Surgical Procedure
For the first surgical intervention (primary bone augmentation), the patient was pre-medicated with 2000mg of Amoxicillin and 600mg Ibuprofen 1 hour before surgery. After local anesthesia, sulcular incisions at teeth 23 and 25 along with a slightly palatal-offset crestal incision were performed. A beveled vertical releasing incision mesial of tooth 23 was made and a full-thickness muco-periosteal flap was elevated (Fig.4). The extent of the bony defect was analysed and the dimensions in bucco-oral and mesio-distal directions were measured (Fig. 5). An allogenic bone block (Maxgraft® Block 10x10x10mm, Botiss Biomaterials, Zossen, Germany) was prepared extraoral accordingly and 2 screw holes were drilled into the bone block (Fig. 6 & Fig.7). To facilitate osteoconductivity and osteogenesis, several perforations were drilled into the vestibular corticalis at site 24 using a surgical round bur 13 14 (Fig. 8). The bone block was fixated by means of 2 osteosynthesis screws (Pro-Fix Bone Fixation screws, 8mm length, Osteogenics Biomedical, Lubbock USA) and the edges were rounded (Fig. 9). The block graft was then covered with a bovine bone substitute (Cerabone®, Botiss Biomaterials, Zossen, Germany, Fig. 10) and a collagen membrane (Jason® Membrane, Botiss Biomaterials, Zossen, Germany, Fig. 11). After a periosteal incision, the flap could be repositioned tensionless and was closed with 5.0 ePTFE non-absorbable monofilament sutures (Fig. 12). Antibiotics (500mg Amoxicillin & 125mg clavulanic acid, taken three times daily for 7 days), pain killers (600mg Ibuprofen, taken when needed) and 0.2% chlorhexidine mouth wash (rinsing twice daily for 1 minute) were prescribed. The sutures were removed 10 days after surgery.
After an uneventful healing period of 9 months, implant placement at position 24 was performed. After a premedication with 2000mg of Amoxicillin and 600mg of Ibuprofen, a full thickness mucoperiosteal flap was raised under local anesthesia. A good bone healing and favorable crest width was present (Fig. 13). Both osteosynthesis screws were removed (Fig. 14) and the implant bed was prepared using a conventional surgical stent as reference for ideal 3D-position of the implant (Fig. 15 & Fig. 16). The drilling sequence was performed according to the manufacturer’s recommendations and the implant (Straumann Bone Level implant, diameter 4.1mm Regular Crossfit RC, length 10mm) could be placed achieving good primary stability (Fig. 17). To prevent the resorption and to compensate for the naturally occurring remodeling of the bone block, another bone augmentation procedure was performed using a xenograft bone substitute (Cerabone®, Botiss Biomaterials, Zossen, Germany) and a collagen membrane (Jason® Membrane, Botiss Biomaterials, Zossen, Germany, Fig. 18).
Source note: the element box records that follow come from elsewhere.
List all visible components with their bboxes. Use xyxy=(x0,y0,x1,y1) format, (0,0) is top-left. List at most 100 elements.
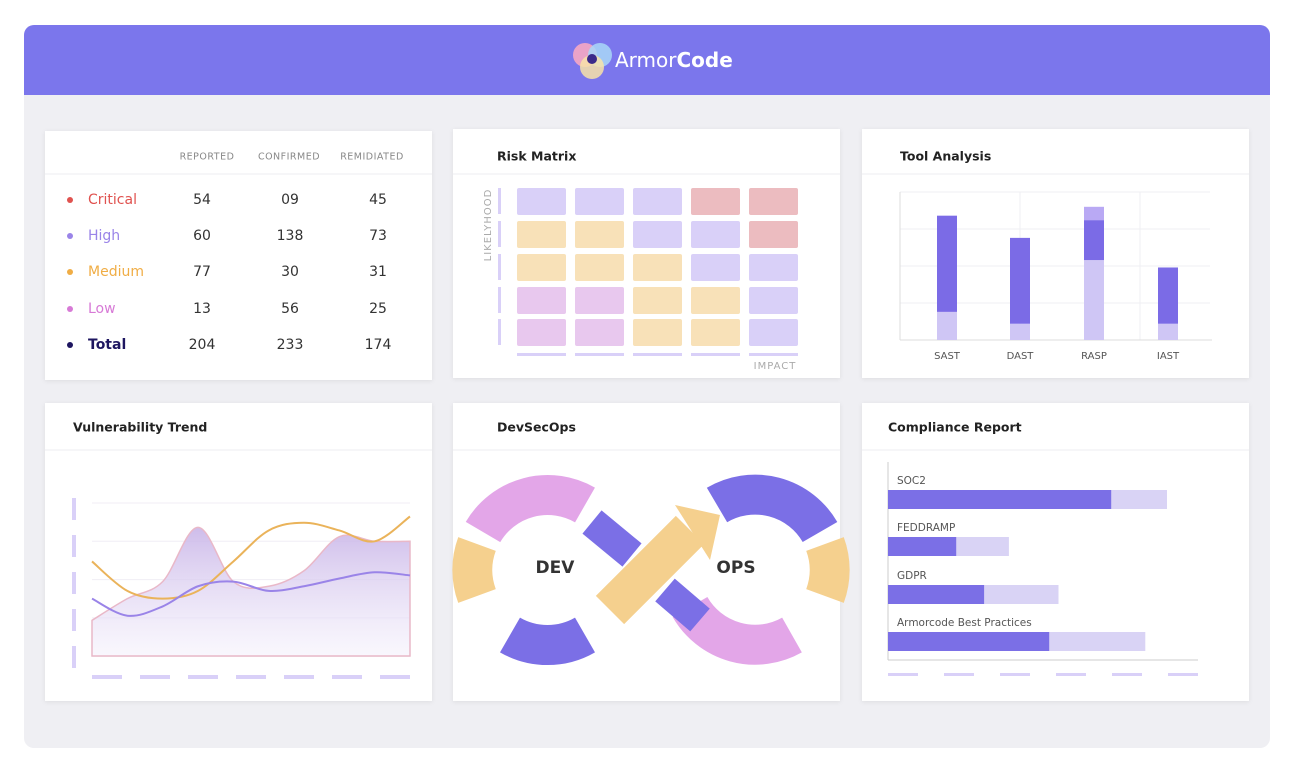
matrix-cell xyxy=(575,319,624,346)
matrix-cell xyxy=(575,254,624,281)
axis-dash xyxy=(498,221,501,247)
bar-segment xyxy=(937,311,957,340)
bar-segment xyxy=(937,215,957,312)
table-cell: 138 xyxy=(277,228,304,244)
severity-label: Low xyxy=(88,301,116,317)
trend-area xyxy=(91,526,411,657)
axis-dash xyxy=(498,319,501,345)
severity-dot xyxy=(67,197,73,203)
matrix-cell xyxy=(517,221,566,248)
bar-segment xyxy=(1010,323,1030,340)
matrix-cell xyxy=(749,319,798,346)
bar-segment xyxy=(1084,260,1104,340)
axis-dash xyxy=(1056,673,1086,676)
severity-label: High xyxy=(88,228,120,244)
severity-label: Critical xyxy=(88,192,137,208)
axis-dash xyxy=(498,287,501,313)
axis-dash xyxy=(749,353,798,356)
diagram-label: OPS xyxy=(716,558,755,578)
table-cell: 09 xyxy=(281,192,299,208)
axis-label: LIKELYHOOD xyxy=(483,189,494,262)
matrix-cell xyxy=(517,254,566,281)
table-cell: 233 xyxy=(277,337,304,353)
axis-dash xyxy=(498,188,501,214)
axis-dash xyxy=(1168,673,1198,676)
table-cell: 56 xyxy=(281,301,299,317)
x-tick-label: SAST xyxy=(934,351,961,362)
bar xyxy=(888,632,1050,651)
axis-dash xyxy=(517,353,566,356)
bar xyxy=(888,537,957,556)
table-card xyxy=(45,131,432,380)
axis-dash xyxy=(633,353,682,356)
table-cell: 45 xyxy=(369,192,387,208)
card-title: DevSecOps xyxy=(497,420,576,435)
matrix-cell xyxy=(633,287,682,314)
axis-dash xyxy=(72,572,76,594)
table-cell: 54 xyxy=(193,192,211,208)
matrix-cell xyxy=(691,221,740,248)
bar-segment xyxy=(1158,323,1178,340)
table-cell: 77 xyxy=(193,264,211,280)
table-cell: 31 xyxy=(369,264,387,280)
x-tick-label: DAST xyxy=(1007,351,1035,362)
axis-dash xyxy=(72,498,76,520)
matrix-cell xyxy=(633,254,682,281)
axis-dash xyxy=(498,254,501,280)
infinity-diagram xyxy=(452,474,850,665)
severity-dot xyxy=(67,269,73,275)
table-cell: 25 xyxy=(369,301,387,317)
matrix-cell xyxy=(575,221,624,248)
card-title: Compliance Report xyxy=(888,420,1022,435)
matrix-cell xyxy=(633,188,682,215)
matrix-cell xyxy=(749,287,798,314)
column-header: CONFIRMED xyxy=(258,152,320,163)
axis-dash xyxy=(188,675,218,679)
axis-dash xyxy=(72,609,76,631)
header-bar xyxy=(24,25,1270,95)
severity-dot xyxy=(67,233,73,239)
table-cell: 30 xyxy=(281,264,299,280)
table-cell: 73 xyxy=(369,228,387,244)
matrix-cell xyxy=(749,254,798,281)
diagram-label: DEV xyxy=(536,558,576,578)
matrix-cell xyxy=(575,287,624,314)
table-cell: 13 xyxy=(193,301,211,317)
matrix-cell xyxy=(691,287,740,314)
card-title: Vulnerability Trend xyxy=(73,420,207,435)
matrix-cell xyxy=(749,221,798,248)
matrix-cell xyxy=(517,287,566,314)
tool-card xyxy=(862,129,1249,378)
x-tick-label: IAST xyxy=(1157,351,1180,362)
matrix-cell xyxy=(691,254,740,281)
severity-dot xyxy=(67,306,73,312)
axis-dash xyxy=(944,673,974,676)
axis-dash xyxy=(575,353,624,356)
bar-label: FEDDRAMP xyxy=(897,522,955,534)
bar-segment xyxy=(1010,237,1030,324)
table-cell: 60 xyxy=(193,228,211,244)
axis-dash xyxy=(691,353,740,356)
axis-dash xyxy=(1000,673,1030,676)
bar xyxy=(888,490,1112,509)
bar xyxy=(888,585,985,604)
x-tick-label: RASP xyxy=(1081,351,1107,362)
axis-dash xyxy=(888,673,918,676)
axis-dash xyxy=(140,675,170,679)
axis-dash xyxy=(284,675,314,679)
matrix-cell xyxy=(517,319,566,346)
bar-label: Armorcode Best Practices xyxy=(897,617,1032,629)
matrix-cell xyxy=(749,188,798,215)
axis-dash xyxy=(72,535,76,557)
matrix-cell xyxy=(633,221,682,248)
column-header: REPORTED xyxy=(180,152,235,163)
bar-label: GDPR xyxy=(897,570,927,582)
column-header: REMIDIATED xyxy=(340,152,404,163)
axis-dash xyxy=(92,675,122,679)
axis-dash xyxy=(380,675,410,679)
matrix-cell xyxy=(691,319,740,346)
matrix-cell xyxy=(517,188,566,215)
table-cell: 204 xyxy=(189,337,216,353)
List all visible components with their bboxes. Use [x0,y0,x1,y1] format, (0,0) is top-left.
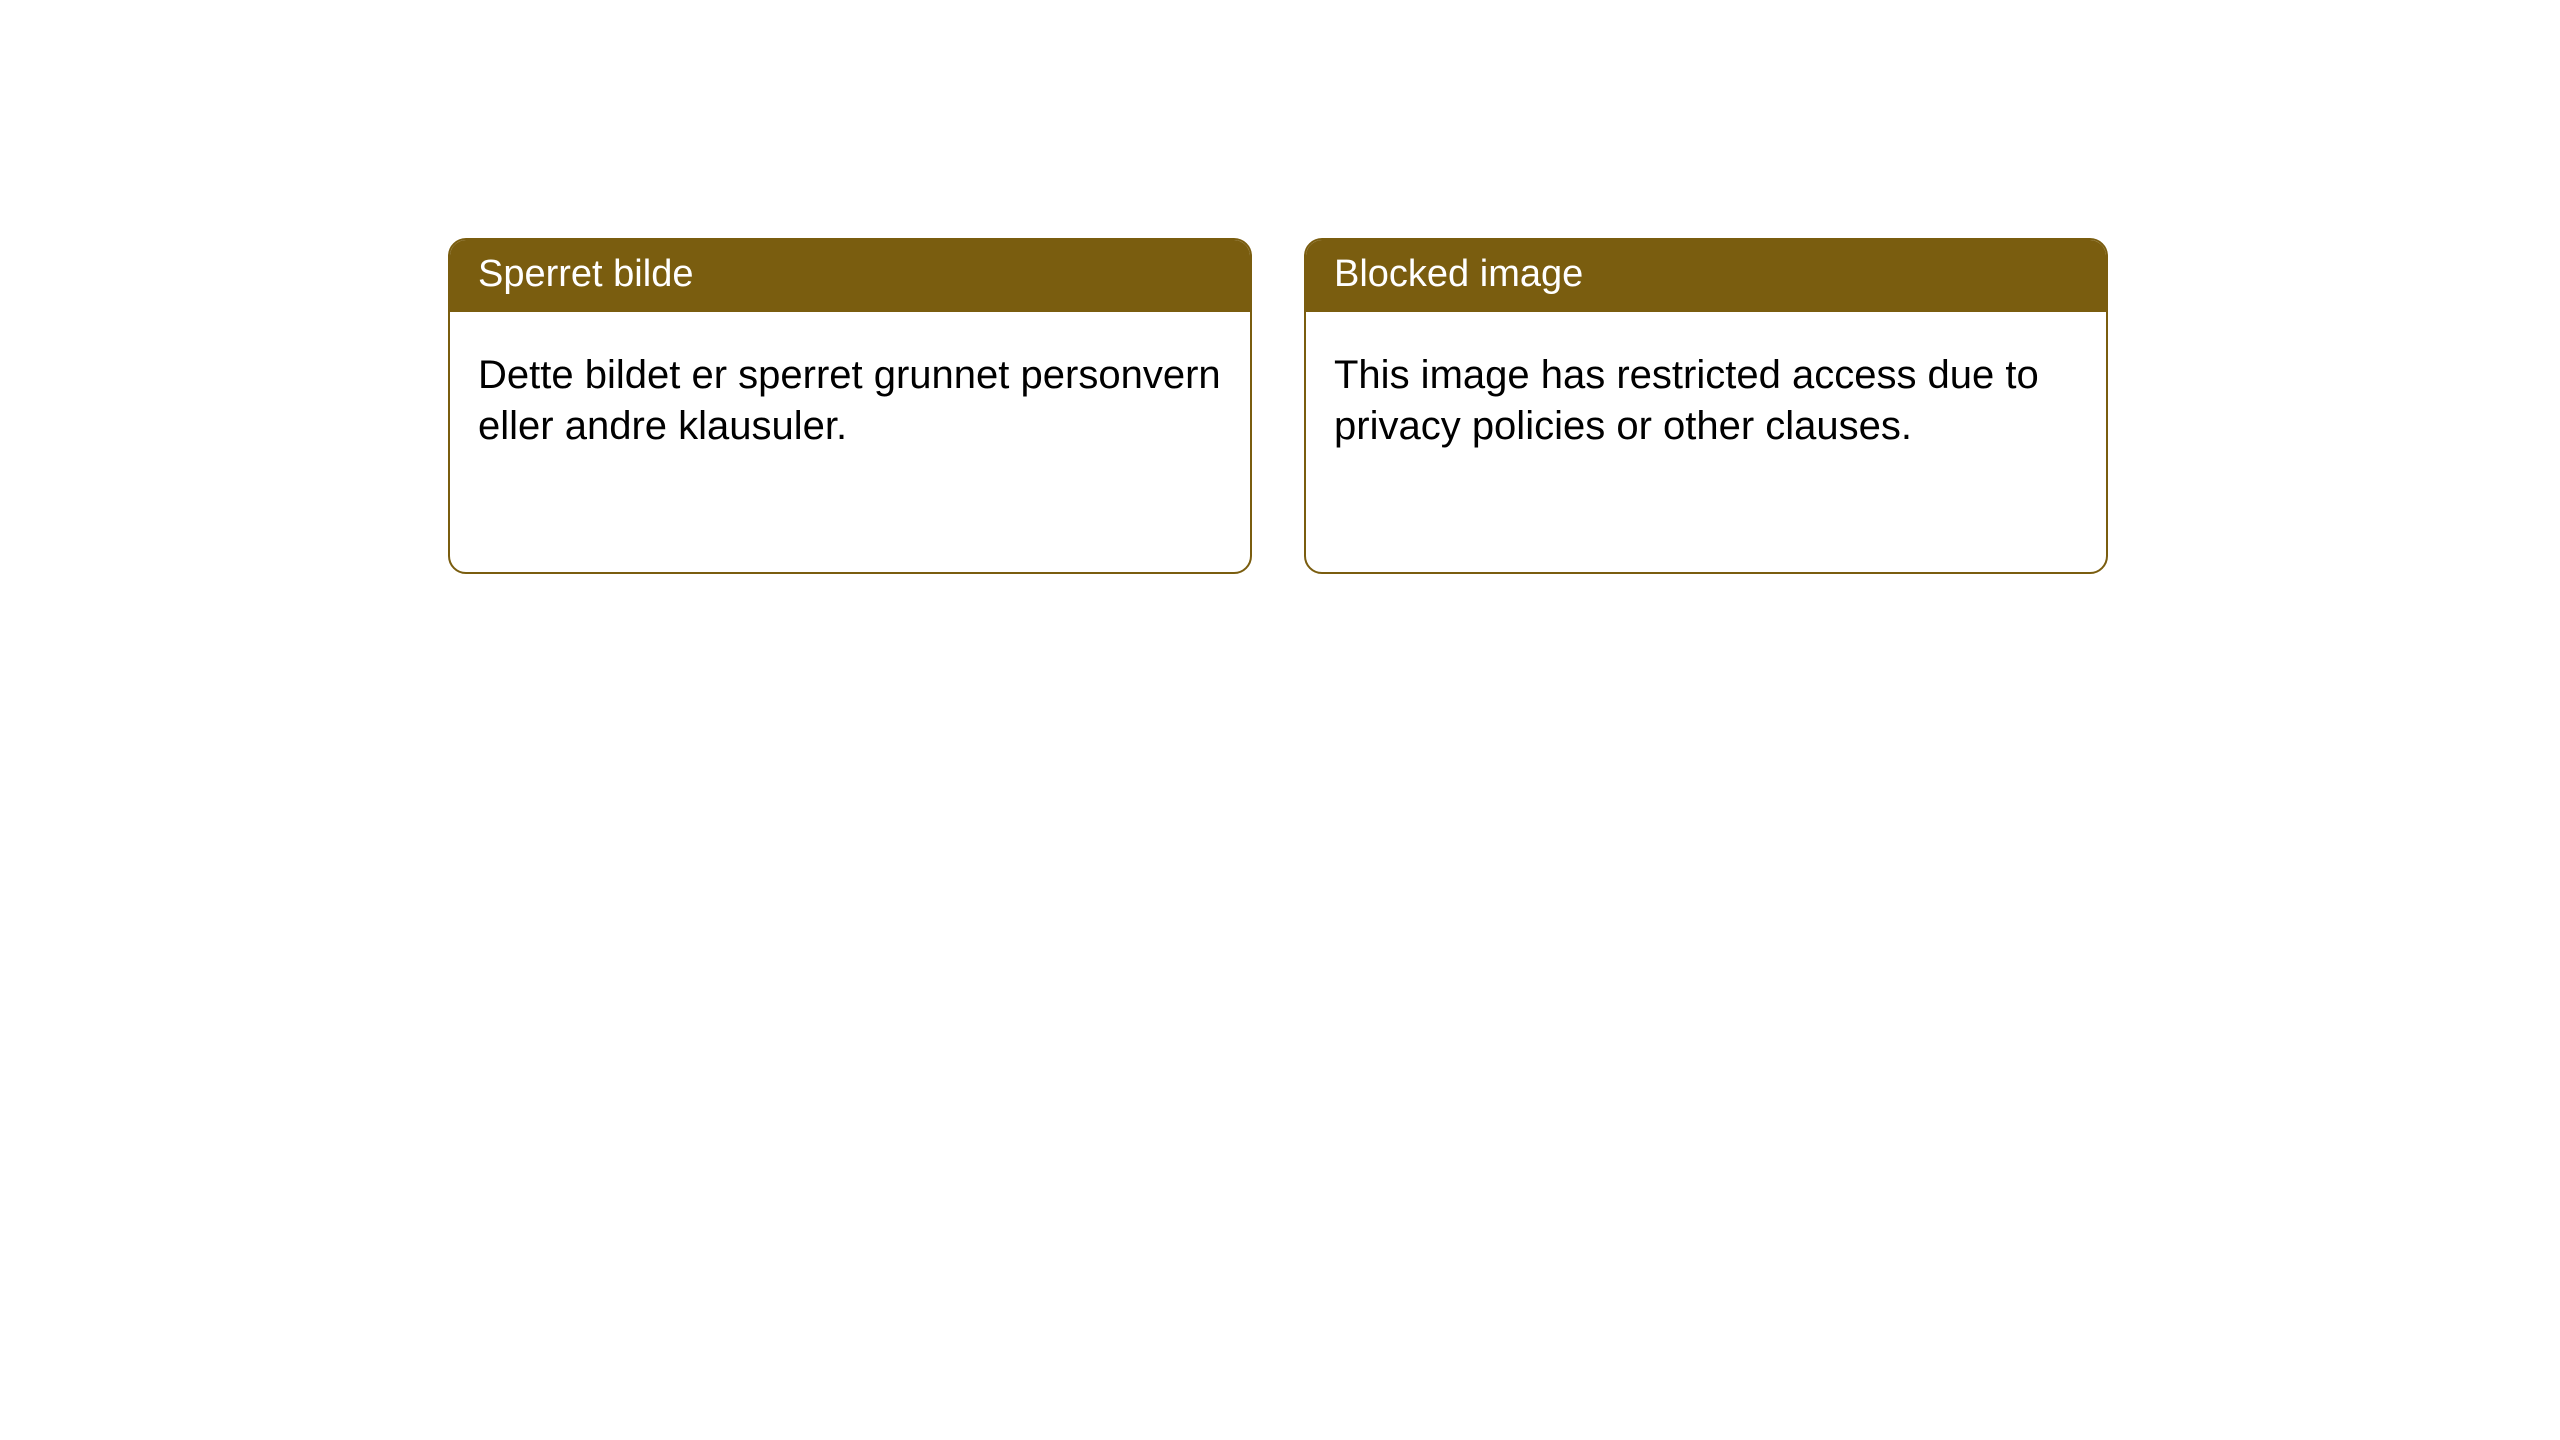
notice-title-english: Blocked image [1306,240,2106,312]
notice-title-norwegian: Sperret bilde [450,240,1250,312]
notice-body-norwegian: Dette bildet er sperret grunnet personve… [450,312,1250,480]
notice-card-norwegian: Sperret bilde Dette bildet er sperret gr… [448,238,1252,574]
notice-container: Sperret bilde Dette bildet er sperret gr… [0,0,2560,574]
notice-card-english: Blocked image This image has restricted … [1304,238,2108,574]
notice-body-english: This image has restricted access due to … [1306,312,2106,480]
The flap could be repositioned without a periosteal releasing incision and was closed with a 5.0 ePTFE non-absorbable monofilament suture (Fig. 19). The same post-operative protocol was used as for the first intervention.
After an uneventful healing period of 8 weeks, the implant showed good secondary stability, but insufficient soft tissue volume at site 24 could be observed (Fig. 20). Because of the rather large augmentation procedures, some vestibulum height and height of keratinized mucosa was lost. To improve this situation, a connective tissue graft combined with a keratinized mucosal part was planned. A mid-crestal incision and sulcular incisions were made at the recipient site and a split flap pouch was created (Fig. 21). At the donor site palatal of tooth 25 with a 3mm safety distance to the gingival margin, a single-incision technique was used to harvest the graft (Fig. 22). The combined keratinized and connective tissue graft was cleaned extra-orally and then fixed with monofilament polyamide 6/0 sutures (Fig. 23). Both donor and recipient sites were then closed with a 5.0 ePTFE non-absorbable monofilament suture (Fig. 24).
After a healing period of additional 6 weeks, the re-opening was performed using the mini-roll-flap technique 15. Intraorally, an excellent hard and soft tissue situation could be observed (Fig. 25). To optimize the esthetic outcome, the re-opening procedure was chosen to augment the volume in bucco-oral direction. After de-epithelialization with a round diamond bur (Fig. 26), a semi-lunar incision on the palatal aspect of the implant site was performed and the cover screw of the implant was removed (Fig. 27). The small flap was folded inwards under the vestibular mucosa and a healing screw was placed onto the implant (Fig. 28).
This technique often does not require any sutures as the tissues are held stably in place by the healing abutment (Fig. 28). After a healing period of 2 weeks, the implant was ready for the prosthetic phase.